Neonatal ophthalmitis treatment

At least 1/2 of newborns infected with chlamydia ophthalmitis also have nasopharyngeal infections, and some newborns develop chlamydia pneumonia, so systemic treatment is the best choice. Ethyl succinate 50 mg / (kg.d) is recommended ), Divided into once every 6 hours or every 8 hours for a total of 2 weeks of treatment.

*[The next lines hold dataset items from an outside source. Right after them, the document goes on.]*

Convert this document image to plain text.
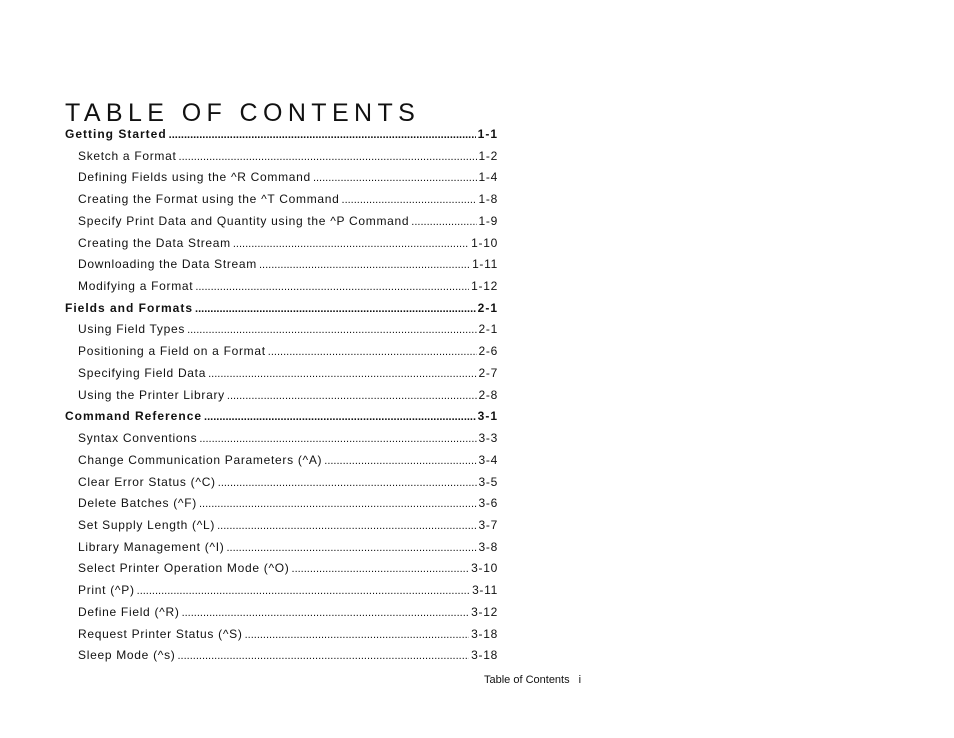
TABLE OF CONTENTS
Getting Started .....	1-1
Sketch a Format .....	1-2
Defining Fields using the ^R Command .....	1-4
Creating the Format using the ^T Command .....	1-8
Specify Print Data and Quantity using the ^P Command .....	1-9
Creating the Data Stream .....	1-10
Downloading the Data Stream .....	1-11
Modifying a Format .....	1-12
Fields and Formats .....	2-1
Using Field Types .....	2-1
Positioning a Field on a Format .....	2-6
Specifying Field Data .....	2-7
Using the Printer Library .....	2-8
Command Reference .....	3-1
Syntax Conventions .....	3-3
Change Communication Parameters (^A) .....	3-4
Clear Error Status (^C) .....	3-5
Delete Batches (^F) .....	3-6
Set Supply Length (^L) .....	3-7
Library Management (^I) .....	3-8
Select Printer Operation Mode (^O) .....	3-10
Print (^P) .....	3-11
Define Field (^R) .....	3-12
Request Printer Status (^S) .....	3-18
Sleep Mode (^s) .....	3-18
Table of Contents i
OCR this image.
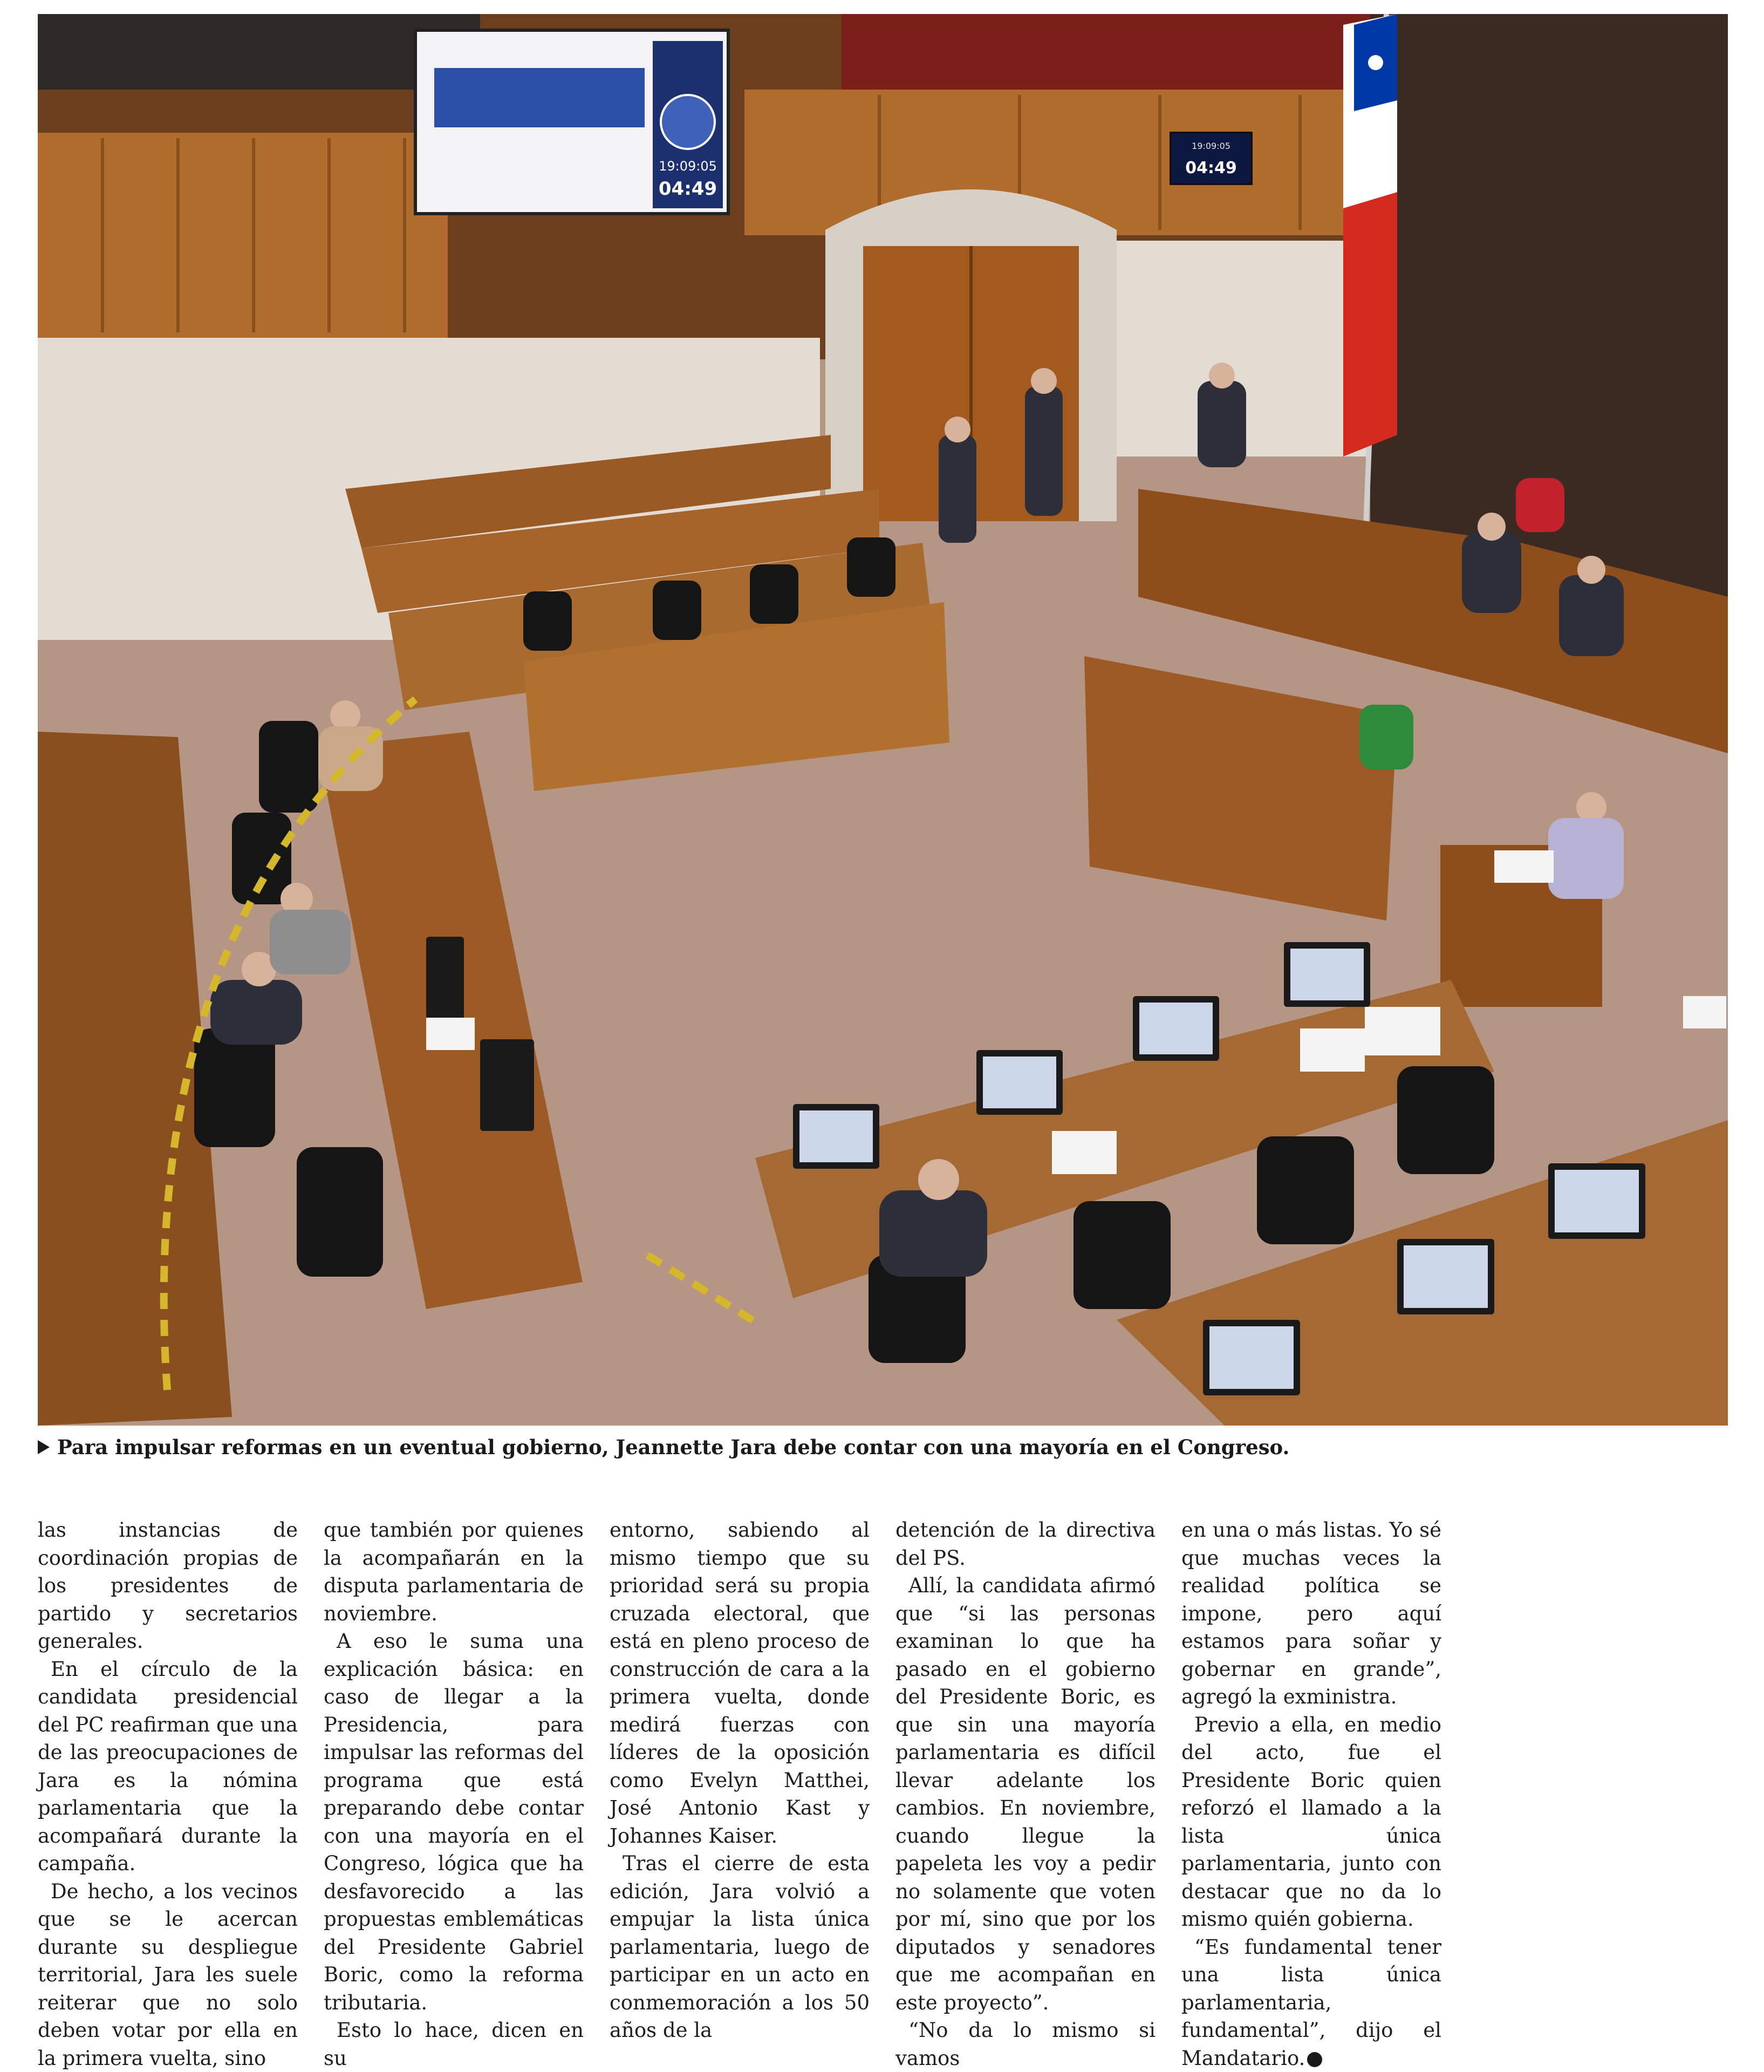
19:09:05
04:49
19:09:05
04:49
Para impulsar reformas en un eventual gobierno, Jeannette Jara debe contar con una mayoría en el Congreso.

las instancias de coordinación propias de los presidentes de partido y secretarios generales.

En el círculo de la candidata presidencial del PC reafirman que una de las preocupaciones de Jara es la nómina parlamentaria que la acompañará durante la campaña.

De hecho, a los vecinos que se le acercan durante su despliegue territorial, Jara les suele reiterar que no solo deben votar por ella en la primera vuelta, sino

que también por quienes la acompañarán en la disputa parlamentaria de noviembre.

A eso le suma una explicación básica: en caso de llegar a la Presidencia, para impulsar las reformas del programa que está preparando debe contar con una mayoría en el Congreso, lógica que ha desfavorecido a las propuestas emblemáticas del Presidente Gabriel Boric, como la reforma tributaria.

Esto lo hace, dicen en su

entorno, sabiendo al mismo tiempo que su prioridad será su propia cruzada electoral, que está en pleno proceso de construcción de cara a la primera vuelta, donde medirá fuerzas con líderes de la oposición como Evelyn Matthei, José Antonio Kast y Johannes Kaiser.

Tras el cierre de esta edición, Jara volvió a empujar la lista única parlamentaria, luego de participar en un acto en conmemoración a los 50 años de la

detención de la directiva del PS.

Allí, la candidata afirmó que “si las personas examinan lo que ha pasado en el gobierno del Presidente Boric, es que sin una mayoría parlamentaria es difícil llevar adelante los cambios. En noviembre, cuando llegue la papeleta les voy a pedir no solamente que voten por mí, sino que por los diputados y senadores que me acompañan en este proyecto”.

“No da lo mismo si vamos

en una o más listas. Yo sé que muchas veces la realidad política se impone, pero aquí estamos para soñar y gobernar en grande”, agregó la exministra.

Previo a ella, en medio del acto, fue el Presidente Boric quien reforzó el llamado a la lista única parlamentaria, junto con destacar que no da lo mismo quién gobierna.

“Es fundamental tener una lista única parlamentaria, fundamental”, dijo el Mandatario.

Children with gonococcal eye disease should be hospitalized and given an intramuscular injection of 25-50 mg / kg ceftriazine; the maximum single dose is 125 mg (100 mg / kg can also be used). Repeated flushing of the eyes with physiological saline can prevent the adhesion of secretions. Separately The use of a surface antimicrobial ointment is not enough. If antibiotics have been used throughout the body, topical medications can be discontinued.
Conjunctivitis caused by other bacteria is usually effective on surface eye ointments containing polymyxin plus bacitracin, erythromycin, and tetracycline.
The treatment of herpetic keratoconjunctivitis is systemic acyclovir (30 mg / kg daily 3 times in 14 to 21 days; premature infants 20 mg / kg daily 2 times) and topical three Fluorothymidine eye drops or ointment or 3% arabinose ointment, once every 2 to 3 hours when the baby wakes up, and combined with iodoside ointment while sleeping. It is necessary for neonatal systemic treatment because Infections can spread to the central nervous system and other organs.
Because ointments contain corticosteroids, serious eye infections caused by Chlamydia trachomatis and herpes simplex virus can worsen, and this ointment should be avoided.